Este texto contém possíveis \”spoilers\”, palavrão e uma pitada de política. Mas preciso escrever enquanto estou enebriada da energia que tem um festival de cinema, da companhia de amigos interessantes, e um fundinho de uma pequena taça de vinho, que ninguém é de ferro.
Este ano, tive a sorte de presenciar as noites de abertura de dois festivais de cinema brasileiro que acontecem em Los Angeles, onde resido. Ambos realizados por mulheres, duas batalhadoras e realizadoras Mulheres Brasileiras.
Na abertura do Los Angeles Brazilian Film Festival (LABRFF), vi o filme \”Child of Nature\”, documentário de Marcos Negrão e Miguel Krigsner que mostra pessoas muito muito jovens – algumas na verdade ainda crianças – que fazem a diferença em suas comunidades ou no enfrentamento de questões (no mínimo) complexas em diferentes partes do mundo.
Elas atuam na defesa do meio ambiente, de crianças em situação de abandono e violência, refugiados de guerra. Sim, nós estamos criando uma sociedade tão doente e nojenta que as crianças estão tendo que deixar de viver o que seria uma boa infância para vir ao nosso socorro.
Saí de lá pensando que todo mundo precisava ver aquele filme, principalmente os \”donos do mundo\”, os donos do dinheiro, essa minoria odiosa e que odeia todo mundo que não tenha conta bancária gorda como a deles próprios.
Será que assistir a \”Child of Nature\” e ver a força e beleza dessas personagens reais (crianças!!!!!!) despertaria alguma forma de empatia nesses seres?
Ontem, fui à abertura do Hollywood Brazilian Film Festival e fiquei impactada de novo. O filme \”A vida invisível\”, de Karim Aïnouz, é mais um soco no estômago.
Quando a maravilhosa atriz Bárbara Santos falou sobre o filme, antes da exibição, usando a expressão bem contemporânea \”masculinidade tóxica\”, e pelo pouco que eu sabia a respeito (duas irmãs são tristemente separadas ao longo da vida) minha imaginação já me jogou na expectativa de um thriller, como uma das meninas sendo sequestrada, violentada. Algo bem dramático.
Mas o soco foi bem maior do que eu poderia prever. São mulheres que têm seus sonhos interrompidos, suas autonomias e escolhas pessoais totalmente podadas, seus corpos invadidos, simplesmente porque os homens à sua volta estão sendo… homens!
Quero dizer, o que nossa sociedade doente considera normal: Macho escroto. Macho escroto no dia-a-dia… Seja na forma de um macho-médico que comete violência obstétrica durante um parto; seja na forma de um macho-pai que expulsa a filha grávida de casa porque ela é solteira; seja na forma de um macho-marido que se acha superlegal mas que simplesmente busca saciar seus desejos sexuais sem a menor atenção ao que sente ou espera a sua companheira.

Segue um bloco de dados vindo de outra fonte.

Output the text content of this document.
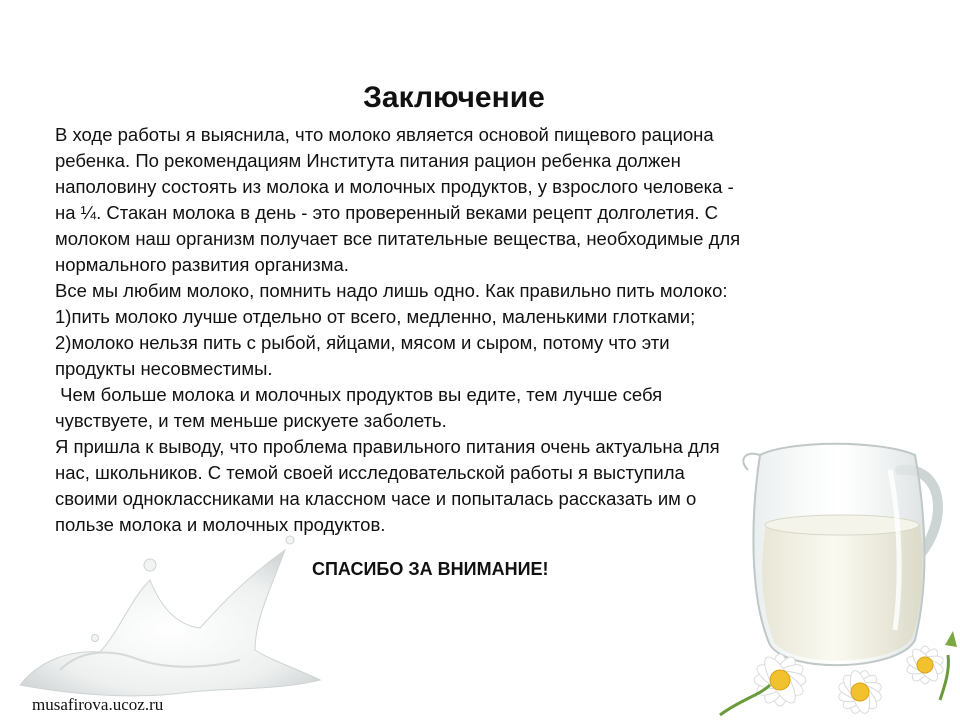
Заключение
В ходе работы я выяснила, что молоко является основой пищевого рациона
ребенка. По рекомендациям Института питания рацион ребенка должен
наполовину состоять из молока и молочных продуктов, у взрослого человека -
на ¼. Стакан молока в день - это проверенный веками рецепт долголетия. С
молоком наш организм получает все питательные вещества, необходимые для
нормального развития организма.
Все мы любим молоко, помнить надо лишь одно. Как правильно пить молоко:
1)пить молоко лучше отдельно от всего, медленно, маленькими глотками;
2)молоко нельзя пить с рыбой, яйцами, мясом и сыром, потому что эти
продукты несовместимы.
Чем больше молока и молочных продуктов вы едите, тем лучше себя
чувствуете, и тем меньше рискуете заболеть.
Я пришла к выводу, что проблема правильного питания очень актуальна для
нас, школьников. С темой своей исследовательской работы я выступила
своими одноклассниками на классном часе и попыталась рассказать им о
пользе молока и молочных продуктов.
СПАСИБО ЗА ВНИМАНИЕ!
musafirova.ucoz.ru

Em várias cenas que causavam desconforto em mim e em outras mulheres, eu me perguntava: será que os homens presentes nesta sala estão sentido algum desconforto também? Será que conseguem se reconhecer em algumas dessas atitudes tão triviais mas tão danosas? Será que sairão daqui com alguma reflexão e tentarão ser homens melhores amanhã?
Eu e outras mulheres com quem consegui conversar, saímos angustiadas. Acho que todas estamos pensando em perguntas do tipo: “Como é que nos permitimos, como sociedade(s), perpetuar situações tão absurdas, doentias? Como é que ainda hoje temos que discutir e lutar por direitos tão básicos e óbvios, em pleno século 21? Como é possível que nessa luta e debate não apenas os donos do dinheiro, interessados nessa perpetuação tão cruel, se oponham: Quanta gente que é gente como a gente condena atitudes ou discursos que sejam vistos como \”feministas\”, \”desse povo dos direitos humanos\”, \”esquerdopata\”???? Como se perpetua tamanha cegueira???
Mas saio também com um grande alento: Ainda (e principalmente no contexto atual) se faz o bom e lindo cinema no Brasil (assim como em muitos outros países). Essa é uma das coisas que fazem correr umas lágrimas e deixam a gente com um orgulho danado de ser brasileira.